Volume at Top Three Chinese Ports Drops

China’s top three ports of 2012 saw year-over-year declines in the volume of containers handled in September.  The Port of Dalian, ranked eighth in China in 2012, had the largest increase among the top ports for a seventh straight month, soaring 29.1 percent to 977,000 20-foot-equivalent units. Dalian continues to see the strongest growth in 2013, up 23.3 percent over the same nine months in 2012.

The Port of Shanghai, China’s top-ranked port in terms of container volume in 2012, handled 2.90 million TEUs, down 0.2 percent year-over-year. It remains the top volume port thus far in 2013, with 25.16 million TEUs through September, up 3.9 percent over the same period in 2012.

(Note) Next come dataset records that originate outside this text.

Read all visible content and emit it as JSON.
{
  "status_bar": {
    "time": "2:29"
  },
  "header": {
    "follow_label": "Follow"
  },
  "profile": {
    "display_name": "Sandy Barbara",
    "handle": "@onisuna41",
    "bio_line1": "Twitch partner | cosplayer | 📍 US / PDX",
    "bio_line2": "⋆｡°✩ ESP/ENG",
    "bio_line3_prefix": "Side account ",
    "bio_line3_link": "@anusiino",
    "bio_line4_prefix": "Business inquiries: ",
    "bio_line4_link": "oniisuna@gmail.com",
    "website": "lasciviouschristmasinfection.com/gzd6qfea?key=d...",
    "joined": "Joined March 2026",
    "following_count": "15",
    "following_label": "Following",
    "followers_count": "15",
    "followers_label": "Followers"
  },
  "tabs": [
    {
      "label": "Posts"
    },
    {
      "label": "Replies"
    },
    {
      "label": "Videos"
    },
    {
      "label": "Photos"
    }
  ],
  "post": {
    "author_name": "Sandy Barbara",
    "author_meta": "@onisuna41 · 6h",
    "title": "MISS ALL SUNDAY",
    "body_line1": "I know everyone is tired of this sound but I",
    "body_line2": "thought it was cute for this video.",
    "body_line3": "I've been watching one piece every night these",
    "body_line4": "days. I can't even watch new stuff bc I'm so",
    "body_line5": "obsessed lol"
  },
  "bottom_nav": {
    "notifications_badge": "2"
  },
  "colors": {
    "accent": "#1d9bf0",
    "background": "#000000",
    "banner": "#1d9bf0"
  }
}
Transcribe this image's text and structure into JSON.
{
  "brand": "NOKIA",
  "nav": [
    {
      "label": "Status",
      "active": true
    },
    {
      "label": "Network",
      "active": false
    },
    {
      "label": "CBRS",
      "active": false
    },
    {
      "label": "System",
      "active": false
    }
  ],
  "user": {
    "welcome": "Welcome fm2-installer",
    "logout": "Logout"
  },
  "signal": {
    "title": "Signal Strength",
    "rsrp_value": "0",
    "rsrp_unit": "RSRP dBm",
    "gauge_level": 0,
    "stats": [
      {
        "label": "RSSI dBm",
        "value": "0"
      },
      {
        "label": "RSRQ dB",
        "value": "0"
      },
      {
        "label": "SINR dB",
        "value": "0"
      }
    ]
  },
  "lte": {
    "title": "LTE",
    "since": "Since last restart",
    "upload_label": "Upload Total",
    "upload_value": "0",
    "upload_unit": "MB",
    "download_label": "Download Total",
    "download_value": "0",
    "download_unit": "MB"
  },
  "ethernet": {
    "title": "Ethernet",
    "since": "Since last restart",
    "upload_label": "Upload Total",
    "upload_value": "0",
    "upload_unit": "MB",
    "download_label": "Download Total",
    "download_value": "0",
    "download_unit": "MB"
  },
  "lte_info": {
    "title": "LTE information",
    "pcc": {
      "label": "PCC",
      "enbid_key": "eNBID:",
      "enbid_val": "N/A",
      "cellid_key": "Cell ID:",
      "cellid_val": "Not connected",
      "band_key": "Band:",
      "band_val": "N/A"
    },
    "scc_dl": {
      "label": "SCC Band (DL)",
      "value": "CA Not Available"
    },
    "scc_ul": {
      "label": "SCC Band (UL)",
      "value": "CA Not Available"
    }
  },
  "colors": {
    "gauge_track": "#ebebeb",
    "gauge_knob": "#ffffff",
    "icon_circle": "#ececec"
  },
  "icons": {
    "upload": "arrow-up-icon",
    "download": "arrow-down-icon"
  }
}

September volume at Shenzhen, China’s second largest port, fell 7.3 percent over the previous year to 2.01 million TEUs, after dropping 5.8 percent in August. Shenzhen has seen the least growth among the top 10 ports in 2013, year-to-date, with volume only up 0.1 percent over the same period in 2012. The Port of Ningbo-Zhoushan, the third-ranked port in 2012, saw its throughput volume drop 1.8 percent year-over-year to 1.50 million TEUs in September. This is only the second decrease at the port in the past nine months; during that period, Ningbo’s volume has grown 6.7 percent over the same period in 2012.

The Port of Suzhou, the 10th-ranked port in China in 2012, has seen two straight months of steep decline, with volume falling more than 30 percent each month. September’s volume was down 38.1 percent, slipping to 353,000 TEUs from 570,000 TEUs in Sept. 2012. Volume at Suzhou year-to-date is up 2.0 percent from the same nine months in 2012.